Data Without Borders is a data science course geared computer science and statistical analysis with a focus on the R programming language. It’s being taught by Jake Porway. Here’s a detailed description of the course:

Students will learn to scrape, merge, and clean data with Python, perform statistical analysis and use machine learning algorithms with the R programming language, and visualize and explore data with D3. In addition to training you as data scientists, we will discuss the important social issues around data provenance, privacy, and the responsibility that comes with making claims from data.

Our first assignment used the available NYC stop-and-frisk dataset, which marks stops, frisks, arrests, the associated crime, as well as gender, race, and age data. The .csv is available here. We had to answer the following questions using R:

How many women were stopped? What percentage of the stops is this?
How many different kinds of suspected crimes are there? What do you think about that? Is that what you expected?
Which precinct had the most stops? How many were there? Which precinct had the least stops?
How many people between 18 and 30 were stopped?

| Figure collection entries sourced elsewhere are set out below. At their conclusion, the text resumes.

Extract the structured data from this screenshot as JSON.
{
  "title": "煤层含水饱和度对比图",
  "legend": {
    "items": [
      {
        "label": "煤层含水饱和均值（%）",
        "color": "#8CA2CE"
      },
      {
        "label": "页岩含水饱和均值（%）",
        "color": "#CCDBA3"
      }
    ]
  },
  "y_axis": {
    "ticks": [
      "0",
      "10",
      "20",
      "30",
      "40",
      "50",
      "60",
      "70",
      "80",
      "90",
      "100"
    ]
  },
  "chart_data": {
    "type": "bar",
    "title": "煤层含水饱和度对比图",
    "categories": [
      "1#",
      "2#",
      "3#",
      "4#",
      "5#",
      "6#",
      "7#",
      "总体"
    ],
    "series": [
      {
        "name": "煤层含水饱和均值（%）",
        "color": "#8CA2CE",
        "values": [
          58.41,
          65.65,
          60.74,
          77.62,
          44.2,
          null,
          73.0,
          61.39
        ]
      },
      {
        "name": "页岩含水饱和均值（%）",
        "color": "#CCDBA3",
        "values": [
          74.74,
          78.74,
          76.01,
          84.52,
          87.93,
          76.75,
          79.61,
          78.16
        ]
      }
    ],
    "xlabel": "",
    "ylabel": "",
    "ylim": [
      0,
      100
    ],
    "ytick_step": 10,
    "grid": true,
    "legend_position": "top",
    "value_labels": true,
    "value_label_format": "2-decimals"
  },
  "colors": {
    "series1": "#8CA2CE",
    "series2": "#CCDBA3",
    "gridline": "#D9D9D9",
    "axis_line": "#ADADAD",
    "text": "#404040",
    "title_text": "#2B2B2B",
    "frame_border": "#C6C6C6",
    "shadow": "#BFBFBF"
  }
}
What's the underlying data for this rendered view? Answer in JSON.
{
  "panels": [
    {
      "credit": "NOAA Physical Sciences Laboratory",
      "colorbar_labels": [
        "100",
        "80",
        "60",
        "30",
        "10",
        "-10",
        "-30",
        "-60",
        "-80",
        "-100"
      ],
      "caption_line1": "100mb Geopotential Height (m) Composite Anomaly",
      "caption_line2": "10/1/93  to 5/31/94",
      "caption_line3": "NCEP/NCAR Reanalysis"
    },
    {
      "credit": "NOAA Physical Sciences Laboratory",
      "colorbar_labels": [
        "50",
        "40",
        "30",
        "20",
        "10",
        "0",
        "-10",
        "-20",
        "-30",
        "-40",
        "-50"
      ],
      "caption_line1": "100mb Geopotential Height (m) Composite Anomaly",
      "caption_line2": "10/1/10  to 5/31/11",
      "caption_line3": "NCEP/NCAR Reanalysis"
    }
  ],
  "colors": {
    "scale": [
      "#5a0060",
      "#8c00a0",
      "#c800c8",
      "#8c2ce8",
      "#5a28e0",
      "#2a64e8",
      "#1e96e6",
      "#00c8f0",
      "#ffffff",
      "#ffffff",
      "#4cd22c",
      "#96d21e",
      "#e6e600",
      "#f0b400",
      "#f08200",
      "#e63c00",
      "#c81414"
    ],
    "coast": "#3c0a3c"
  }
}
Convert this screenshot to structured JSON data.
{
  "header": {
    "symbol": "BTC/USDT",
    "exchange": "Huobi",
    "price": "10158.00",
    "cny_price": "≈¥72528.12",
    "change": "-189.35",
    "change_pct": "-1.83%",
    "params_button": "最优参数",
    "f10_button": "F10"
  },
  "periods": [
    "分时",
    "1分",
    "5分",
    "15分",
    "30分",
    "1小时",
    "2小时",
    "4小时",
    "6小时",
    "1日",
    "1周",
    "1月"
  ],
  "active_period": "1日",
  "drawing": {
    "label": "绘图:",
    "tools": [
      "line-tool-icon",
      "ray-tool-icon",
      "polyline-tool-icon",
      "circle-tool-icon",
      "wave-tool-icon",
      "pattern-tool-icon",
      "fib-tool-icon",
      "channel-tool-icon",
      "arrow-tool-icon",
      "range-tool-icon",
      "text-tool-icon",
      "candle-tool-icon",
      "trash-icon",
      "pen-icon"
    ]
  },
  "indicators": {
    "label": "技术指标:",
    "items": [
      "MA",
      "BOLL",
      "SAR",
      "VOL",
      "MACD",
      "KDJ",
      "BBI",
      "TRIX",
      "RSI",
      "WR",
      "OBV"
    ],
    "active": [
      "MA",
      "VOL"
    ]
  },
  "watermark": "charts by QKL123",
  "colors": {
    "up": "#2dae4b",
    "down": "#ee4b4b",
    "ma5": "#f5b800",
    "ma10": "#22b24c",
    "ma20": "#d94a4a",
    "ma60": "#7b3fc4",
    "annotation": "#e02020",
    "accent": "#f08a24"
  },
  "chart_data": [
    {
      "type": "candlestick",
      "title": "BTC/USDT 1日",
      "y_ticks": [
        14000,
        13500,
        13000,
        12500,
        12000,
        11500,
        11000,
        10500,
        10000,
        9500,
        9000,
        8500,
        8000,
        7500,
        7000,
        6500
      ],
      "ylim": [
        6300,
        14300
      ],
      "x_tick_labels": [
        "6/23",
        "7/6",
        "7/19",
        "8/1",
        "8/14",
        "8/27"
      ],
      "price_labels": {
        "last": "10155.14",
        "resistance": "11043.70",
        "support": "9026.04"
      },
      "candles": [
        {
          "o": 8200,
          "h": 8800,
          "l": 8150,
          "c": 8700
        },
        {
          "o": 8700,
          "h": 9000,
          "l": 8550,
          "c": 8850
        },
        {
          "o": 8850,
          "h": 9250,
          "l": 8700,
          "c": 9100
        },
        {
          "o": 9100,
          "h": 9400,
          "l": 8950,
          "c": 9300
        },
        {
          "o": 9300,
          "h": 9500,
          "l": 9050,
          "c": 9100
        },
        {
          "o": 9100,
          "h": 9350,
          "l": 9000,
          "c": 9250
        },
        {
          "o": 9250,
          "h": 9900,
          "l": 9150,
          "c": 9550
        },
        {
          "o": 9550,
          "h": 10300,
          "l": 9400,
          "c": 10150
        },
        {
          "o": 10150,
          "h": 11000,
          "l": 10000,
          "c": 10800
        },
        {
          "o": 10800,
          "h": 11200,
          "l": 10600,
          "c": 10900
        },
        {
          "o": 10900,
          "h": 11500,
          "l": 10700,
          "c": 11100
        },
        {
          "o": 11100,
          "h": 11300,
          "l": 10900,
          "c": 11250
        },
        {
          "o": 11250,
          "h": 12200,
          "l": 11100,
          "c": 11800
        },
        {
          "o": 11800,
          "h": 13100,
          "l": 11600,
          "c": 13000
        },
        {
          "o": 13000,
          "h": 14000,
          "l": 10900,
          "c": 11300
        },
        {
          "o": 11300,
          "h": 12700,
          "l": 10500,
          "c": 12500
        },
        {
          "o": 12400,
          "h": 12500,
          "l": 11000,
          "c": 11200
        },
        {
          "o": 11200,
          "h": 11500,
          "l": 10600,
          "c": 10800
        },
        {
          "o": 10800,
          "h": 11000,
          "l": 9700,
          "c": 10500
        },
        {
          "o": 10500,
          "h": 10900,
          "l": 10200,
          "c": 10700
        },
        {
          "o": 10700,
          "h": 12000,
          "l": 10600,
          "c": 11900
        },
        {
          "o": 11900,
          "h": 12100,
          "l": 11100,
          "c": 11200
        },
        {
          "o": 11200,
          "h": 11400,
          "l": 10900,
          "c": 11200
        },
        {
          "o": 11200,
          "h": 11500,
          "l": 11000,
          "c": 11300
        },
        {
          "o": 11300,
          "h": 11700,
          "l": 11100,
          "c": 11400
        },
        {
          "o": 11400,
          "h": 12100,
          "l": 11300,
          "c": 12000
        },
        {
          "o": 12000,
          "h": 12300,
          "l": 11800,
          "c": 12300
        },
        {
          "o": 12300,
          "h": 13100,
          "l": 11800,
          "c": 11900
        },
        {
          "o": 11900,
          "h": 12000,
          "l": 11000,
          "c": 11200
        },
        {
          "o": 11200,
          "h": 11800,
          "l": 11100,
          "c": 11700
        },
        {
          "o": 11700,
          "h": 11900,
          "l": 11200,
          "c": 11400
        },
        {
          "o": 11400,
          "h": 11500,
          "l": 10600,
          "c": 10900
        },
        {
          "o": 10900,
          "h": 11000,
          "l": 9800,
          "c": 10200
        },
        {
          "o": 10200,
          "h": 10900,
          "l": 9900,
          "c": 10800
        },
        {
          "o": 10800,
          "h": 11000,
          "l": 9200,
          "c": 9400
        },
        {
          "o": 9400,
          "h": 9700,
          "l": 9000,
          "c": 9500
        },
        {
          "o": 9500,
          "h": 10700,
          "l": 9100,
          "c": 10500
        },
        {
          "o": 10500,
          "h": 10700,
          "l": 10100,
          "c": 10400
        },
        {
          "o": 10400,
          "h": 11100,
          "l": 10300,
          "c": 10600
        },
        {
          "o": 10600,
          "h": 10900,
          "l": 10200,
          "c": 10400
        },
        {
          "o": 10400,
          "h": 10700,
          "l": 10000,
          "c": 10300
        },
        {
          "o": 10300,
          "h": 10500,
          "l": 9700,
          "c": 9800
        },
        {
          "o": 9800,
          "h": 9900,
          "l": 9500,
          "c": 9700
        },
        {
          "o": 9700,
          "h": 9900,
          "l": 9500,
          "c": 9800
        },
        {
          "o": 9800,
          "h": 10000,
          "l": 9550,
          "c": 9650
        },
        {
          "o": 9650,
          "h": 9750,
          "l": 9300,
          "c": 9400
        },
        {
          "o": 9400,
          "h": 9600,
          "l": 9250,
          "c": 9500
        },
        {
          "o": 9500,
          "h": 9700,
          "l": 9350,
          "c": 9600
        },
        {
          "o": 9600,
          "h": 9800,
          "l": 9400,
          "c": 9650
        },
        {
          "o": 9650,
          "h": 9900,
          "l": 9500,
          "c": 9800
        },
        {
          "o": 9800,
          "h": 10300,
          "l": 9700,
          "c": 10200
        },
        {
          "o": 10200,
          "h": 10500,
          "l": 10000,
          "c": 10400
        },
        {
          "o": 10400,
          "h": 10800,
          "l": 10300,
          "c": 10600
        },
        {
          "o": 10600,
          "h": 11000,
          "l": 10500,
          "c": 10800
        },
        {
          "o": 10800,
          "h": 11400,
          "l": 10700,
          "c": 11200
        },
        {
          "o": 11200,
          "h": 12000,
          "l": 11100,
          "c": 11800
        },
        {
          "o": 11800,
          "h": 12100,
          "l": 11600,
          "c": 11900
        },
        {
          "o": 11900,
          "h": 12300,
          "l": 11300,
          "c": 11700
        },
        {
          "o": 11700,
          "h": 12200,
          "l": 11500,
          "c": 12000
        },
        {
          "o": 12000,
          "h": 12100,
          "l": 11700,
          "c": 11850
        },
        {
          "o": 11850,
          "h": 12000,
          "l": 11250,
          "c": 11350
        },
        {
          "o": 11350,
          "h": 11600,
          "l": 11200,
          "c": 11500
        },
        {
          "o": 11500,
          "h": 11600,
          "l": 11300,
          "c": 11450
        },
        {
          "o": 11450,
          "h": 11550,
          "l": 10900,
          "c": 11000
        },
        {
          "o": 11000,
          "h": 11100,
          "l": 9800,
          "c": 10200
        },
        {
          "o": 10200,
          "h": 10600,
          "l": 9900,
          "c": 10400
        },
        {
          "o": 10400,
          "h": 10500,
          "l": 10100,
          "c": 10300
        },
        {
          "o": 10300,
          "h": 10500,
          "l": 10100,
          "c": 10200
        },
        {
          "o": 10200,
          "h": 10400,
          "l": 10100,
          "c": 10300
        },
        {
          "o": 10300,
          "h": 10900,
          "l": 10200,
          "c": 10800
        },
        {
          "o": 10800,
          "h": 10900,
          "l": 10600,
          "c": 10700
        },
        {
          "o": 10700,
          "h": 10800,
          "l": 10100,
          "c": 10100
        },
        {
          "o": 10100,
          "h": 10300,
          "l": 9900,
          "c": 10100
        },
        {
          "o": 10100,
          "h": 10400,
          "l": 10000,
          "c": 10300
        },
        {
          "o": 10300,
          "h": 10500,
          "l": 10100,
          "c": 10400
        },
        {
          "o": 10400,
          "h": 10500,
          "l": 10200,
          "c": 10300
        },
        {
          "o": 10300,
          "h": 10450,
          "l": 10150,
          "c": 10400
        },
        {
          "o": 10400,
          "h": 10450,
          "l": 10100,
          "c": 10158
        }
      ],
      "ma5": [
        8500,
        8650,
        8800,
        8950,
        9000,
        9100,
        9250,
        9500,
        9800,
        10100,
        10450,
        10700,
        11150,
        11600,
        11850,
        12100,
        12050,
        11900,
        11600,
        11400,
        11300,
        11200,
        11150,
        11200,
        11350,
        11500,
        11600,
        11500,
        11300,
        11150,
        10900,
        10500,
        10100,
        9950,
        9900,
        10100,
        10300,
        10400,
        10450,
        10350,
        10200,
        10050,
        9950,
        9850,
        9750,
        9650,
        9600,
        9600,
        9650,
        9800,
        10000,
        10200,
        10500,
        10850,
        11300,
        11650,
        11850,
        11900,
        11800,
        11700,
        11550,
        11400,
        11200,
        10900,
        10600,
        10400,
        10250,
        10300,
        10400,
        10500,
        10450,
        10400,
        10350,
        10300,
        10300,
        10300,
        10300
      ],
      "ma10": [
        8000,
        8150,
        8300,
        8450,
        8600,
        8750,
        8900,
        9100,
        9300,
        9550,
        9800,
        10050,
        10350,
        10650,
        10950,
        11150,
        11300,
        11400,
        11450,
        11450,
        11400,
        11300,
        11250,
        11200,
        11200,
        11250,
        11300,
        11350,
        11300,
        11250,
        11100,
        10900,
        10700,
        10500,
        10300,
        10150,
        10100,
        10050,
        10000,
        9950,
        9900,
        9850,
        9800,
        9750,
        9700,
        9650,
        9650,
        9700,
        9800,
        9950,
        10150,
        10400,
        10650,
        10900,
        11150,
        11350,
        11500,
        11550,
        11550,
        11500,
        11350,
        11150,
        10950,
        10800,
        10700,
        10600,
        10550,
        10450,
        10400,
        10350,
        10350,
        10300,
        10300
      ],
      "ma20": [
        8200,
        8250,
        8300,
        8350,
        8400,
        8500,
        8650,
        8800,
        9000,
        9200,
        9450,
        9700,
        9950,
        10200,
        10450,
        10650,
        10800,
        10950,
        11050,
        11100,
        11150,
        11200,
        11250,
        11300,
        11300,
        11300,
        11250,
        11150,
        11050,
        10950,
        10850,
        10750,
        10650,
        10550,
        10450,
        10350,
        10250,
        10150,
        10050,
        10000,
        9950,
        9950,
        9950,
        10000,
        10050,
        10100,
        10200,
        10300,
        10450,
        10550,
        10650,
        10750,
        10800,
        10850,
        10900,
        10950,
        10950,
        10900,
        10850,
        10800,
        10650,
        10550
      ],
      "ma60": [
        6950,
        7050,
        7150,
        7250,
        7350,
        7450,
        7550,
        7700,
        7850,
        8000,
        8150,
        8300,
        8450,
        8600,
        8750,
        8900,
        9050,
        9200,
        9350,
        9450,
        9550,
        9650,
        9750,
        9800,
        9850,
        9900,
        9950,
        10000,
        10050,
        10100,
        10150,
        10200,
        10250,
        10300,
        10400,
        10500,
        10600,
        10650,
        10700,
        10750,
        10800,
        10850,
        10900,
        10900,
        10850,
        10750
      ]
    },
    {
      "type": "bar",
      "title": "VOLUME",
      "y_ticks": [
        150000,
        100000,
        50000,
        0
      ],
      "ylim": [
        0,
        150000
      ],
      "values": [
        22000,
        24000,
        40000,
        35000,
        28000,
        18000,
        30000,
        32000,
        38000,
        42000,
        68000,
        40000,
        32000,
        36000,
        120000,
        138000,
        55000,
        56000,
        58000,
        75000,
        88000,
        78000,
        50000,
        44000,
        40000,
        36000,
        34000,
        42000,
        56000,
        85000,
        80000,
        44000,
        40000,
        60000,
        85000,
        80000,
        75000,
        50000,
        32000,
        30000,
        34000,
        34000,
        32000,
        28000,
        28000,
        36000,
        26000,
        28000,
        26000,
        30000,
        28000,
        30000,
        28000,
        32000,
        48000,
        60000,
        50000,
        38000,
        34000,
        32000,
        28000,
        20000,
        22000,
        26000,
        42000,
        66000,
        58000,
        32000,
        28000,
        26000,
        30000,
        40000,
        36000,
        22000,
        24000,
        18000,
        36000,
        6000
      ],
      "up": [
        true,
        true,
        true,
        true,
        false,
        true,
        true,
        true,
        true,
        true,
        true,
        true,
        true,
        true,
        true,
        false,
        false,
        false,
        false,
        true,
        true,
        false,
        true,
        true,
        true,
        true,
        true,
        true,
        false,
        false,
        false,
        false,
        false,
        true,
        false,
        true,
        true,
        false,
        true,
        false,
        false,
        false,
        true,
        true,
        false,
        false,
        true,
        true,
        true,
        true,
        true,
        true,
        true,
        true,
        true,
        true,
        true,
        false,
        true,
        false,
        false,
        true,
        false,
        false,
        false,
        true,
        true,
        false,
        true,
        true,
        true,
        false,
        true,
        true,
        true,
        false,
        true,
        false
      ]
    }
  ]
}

Being a resident of NYC, and subjected to random searches on entrance to the subway, I have a somewhat intimate connection to this dataset. It’s very easy to look at a dataset about people as pure numbers. However, that would be a mistake.

I posted my answers here.

Additionally, we had to select our own small data set and create a plot of the data. I chose a data set of NYC bike rack locations. Here’s the plot:

As you can see, the area between 40.7 and 40.8 latitude and -74 longitude has the heaviest concentration of bike racks, which spans Manhattan.